Sebab, kata Bhima, biang kerok utama rendahnya realisasi penyaluran kredit di masa pandemi Covid-19 ini akibat masih tingginya risiko penyaluran. Walhasil pihak perbankan diyakini akan tidak akan serta merta dengan gampangnya untuk memberikan DP KPR 0 persen terhadap nasabahnya.

"kebijakan DP KPR 0 persen sebenarnya kebijakan yang kurang pas (peningkatan realisasi kredit), masalah utama adalah masih tingginya risiko penyaluran kredit. pihak bank tidak mungkin langsung berikan DP 0 persen, khawatir debitur tidak mampu mencicil akan merugikan pihak bank dan jadi NPL," ujar Bhima saat dihubungi Merdeka.com, Jumat (19/2).

Kemudian dari sisi debitur, dengan masih tingginya bunga KPR yang harus ditanggung membuat kebijakan DP 0 persen dianggap tidak cukup menarik. Mengingat kewajiban untuk mengangsur cicilan dan bunga KPR di tengah pandemi ini bukanlah perkara gampang.

"Memang kalau DP nya 0 persen di awal ringan, tapi kan cicilan per bulan sebenarnya jadi berat. Kondisinya para konsumen yang mau beli rumah, khususnya kelas menengah daya beli nya sedang tertekan," imbuhnya.

Oleh karena itu, Bhima mengusulkan BI sebaiknya fokus berkolaborasi dengan pemerintah untuk bisa menurunkan biaya seperti Bea Perolehan Hak atas Tanah dan Bangunan (BPHTB) termasuk biaya notaris, dan pungutan Pajak Pertambahan Nilai (PPN) pembelian rumah ketimbang DP 0 persen.

"Karena itu lebih mengurangi biaya-biaya administrasi yang dibebankan kepada konsumen langsung," pungkasnya.

Saksikan Video Pilihan di Bawah Ini:

Bank Indonesia

Tukar Uang Rusak di Bank Indonesia Gratis, Ini Syaratnya
Karyawan menghitung uang kertas rupiah yang rusak di tempat penukaran uang rusak di Gedung Bank Indonessia, Jakarta (4/4). Selain itu BI juga meminta masyarakat agar menukarkan uang yang sudah tidak layar edar. (Merdeka.com/Arie Basuki)

Sebelumnya, Bank Indonesia (BI) melonggarkan ketentuan loan to value kredit dan pembiayaan properti 100 persen. Dengan adanya pelonggaran ini maka uang muka atau down payment (DP) 0 persen untuk Kredit Pemilikan Rumah (KPR).

"Bank Indonesia melonggarkan ketentuan loan to value ratio untuk kredit properti," ujar Gubernur Bank Indonesia Perry Warjiyo, Kamis (18/2).

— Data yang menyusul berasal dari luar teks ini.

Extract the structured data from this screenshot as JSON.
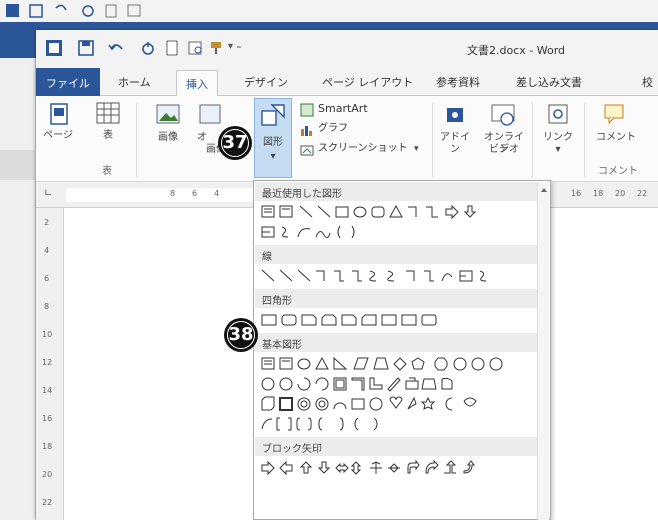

Kebijakan ini berlaku untuk seluruh jenis properti seperti rumah tapak, rumah susun, hingga rumah toko (ruko) yang memenuhi kriteria non-performing loan (NPL) tertentu.

Selain itu, BI juga menghapus ketentuan pencairan bertahap properti inden untuk mendorong pertumbuhan kredit di sektor properti dengan tetap memerhatikan prinsip kehati-hatian dan manajemen risiko

Aturan ini akan berlaku efektif 1 Maret 2021 sampai dengan 31 Desember 2021.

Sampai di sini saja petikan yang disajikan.